IBM pledged on Monday to spend an additional $100 million in creating demand awareness around its various partner programs, and to investing even more money in helping its partners be profitable. That includes deploying 1,000 IBM sales professionals to help its partners close more deals, and creating of a number of new initiatives.

Behind the message is IBM’s basic intent: to sell more of its software (and hardware) through its partner affiliations.

“The way clients buy middleware is when they buy an application,” Marc Lautenbach, general manager of IBM’s Global Small and Medium Business, said in a news conference. “We are not in the applications business.
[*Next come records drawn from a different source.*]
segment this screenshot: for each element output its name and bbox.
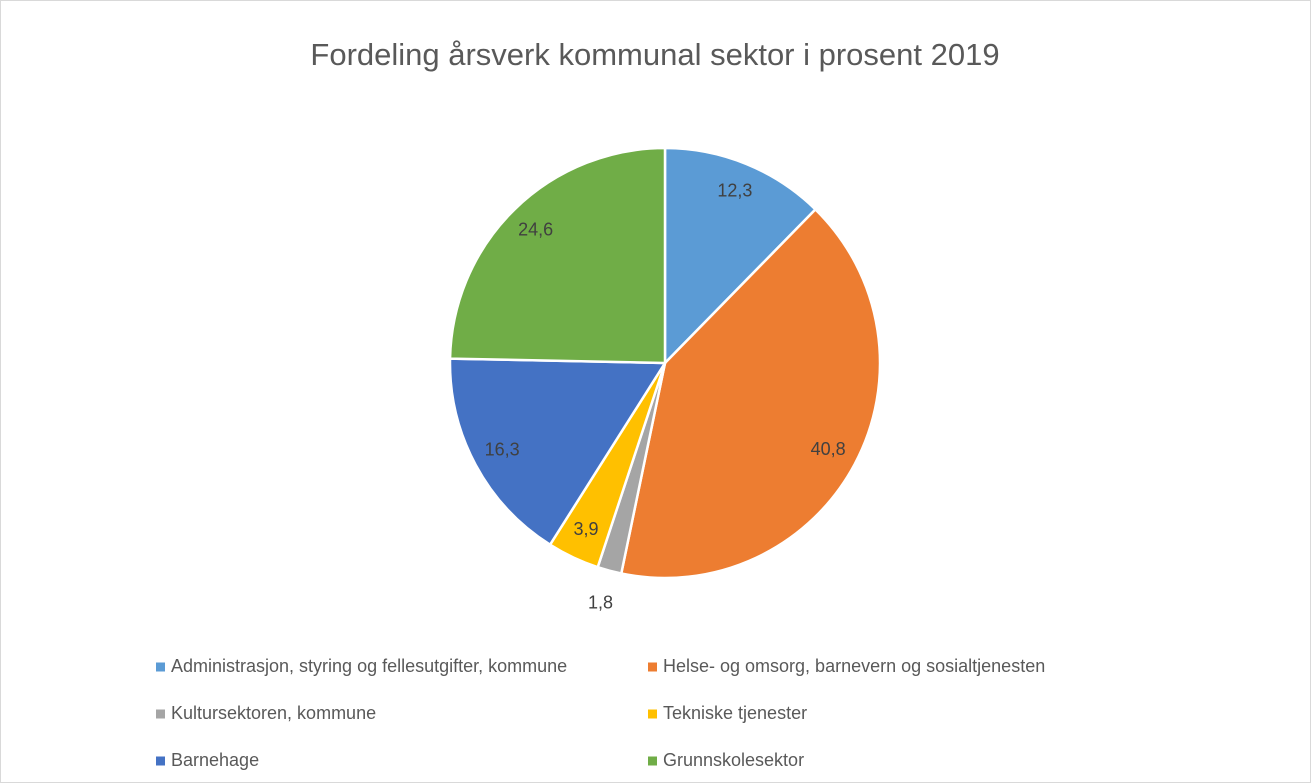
data-label: 12,3 [717,181,752,201]
data-label: 3,9 [574,519,599,539]
chart-title: Fordeling årsverk kommunal sektor i pros… [310,37,999,72]
pie-slice [619,207,882,580]
pie-slice [663,146,818,367]
legend-swatch [156,756,165,766]
legend-label: Barnehage [171,750,259,770]
data-label: 24,6 [518,220,553,240]
legend-swatch [648,709,657,719]
data-label: 1,8 [588,593,613,613]
pie-slice [448,357,668,547]
legend-swatch [648,756,657,766]
legend-label: Kultursektoren, kommune [171,703,376,723]
legend-swatch [156,662,165,672]
legend-swatch [156,709,165,719]
data-label: 16,3 [485,439,520,459]
legend-label: Helse- og omsorg, barnevern og sosialtje… [663,656,1045,676]
pie-slice [448,146,667,365]
data-label: 40,8 [811,439,846,459]
legend-label: Grunnskolesektor [663,750,804,770]
legend-label: Tekniske tjenester [663,703,807,723]
legend-label: Administrasjon, styring og fellesutgifte… [171,656,567,676]
legend-swatch [648,662,657,672]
That is a different strategy. Our strategy is clear.”

To this end, IBM announced a new set of initiatives designed to enable partners to better sell into the SMB sector. For example, its Built on IBM Express Portfolio, announced Monday, is designed to help ISVs develop and market IBM’s Express Portfolio—some 70 prepackaged offerings geared for SMBs.

Click here to read about IBM giving its ISV partners a boost at PartnerWorld.
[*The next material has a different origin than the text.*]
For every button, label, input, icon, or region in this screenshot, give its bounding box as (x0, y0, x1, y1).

As part of the Built on Express program, partners are provided with development, sales and marketing tools to help them better develop their software around the Express offering, and then to get the word out on the capabilities. To help, IBM is allowing the Express partners to use the IBM emblem—recognizable to just about any size company.

Separately, IBM unveiled a new program to help ISVs, partners and system integrators build what it refers to as a Data Retention Center of Competence. Essentially, the Data Retention Centers will enable partners to map their software to IBM’s Risk and Compliance Framework, and in turn will act as a proving ground to help their customers build out systems that combat data-retention challenges, officials said.

IBM has been working to recruit business partners in key industries. Click here to read more.

IBM is working in other ways to help partners as well. Through its registration process at this year’s PartnerWorld event, for example, the company is building out a database that partners can use to profile partner capabilities to find potential synergies—and new partnerships.

At the same time, the company is working internally and with partners to establish “teaming agreements” that identify and reveal potential partner alliances.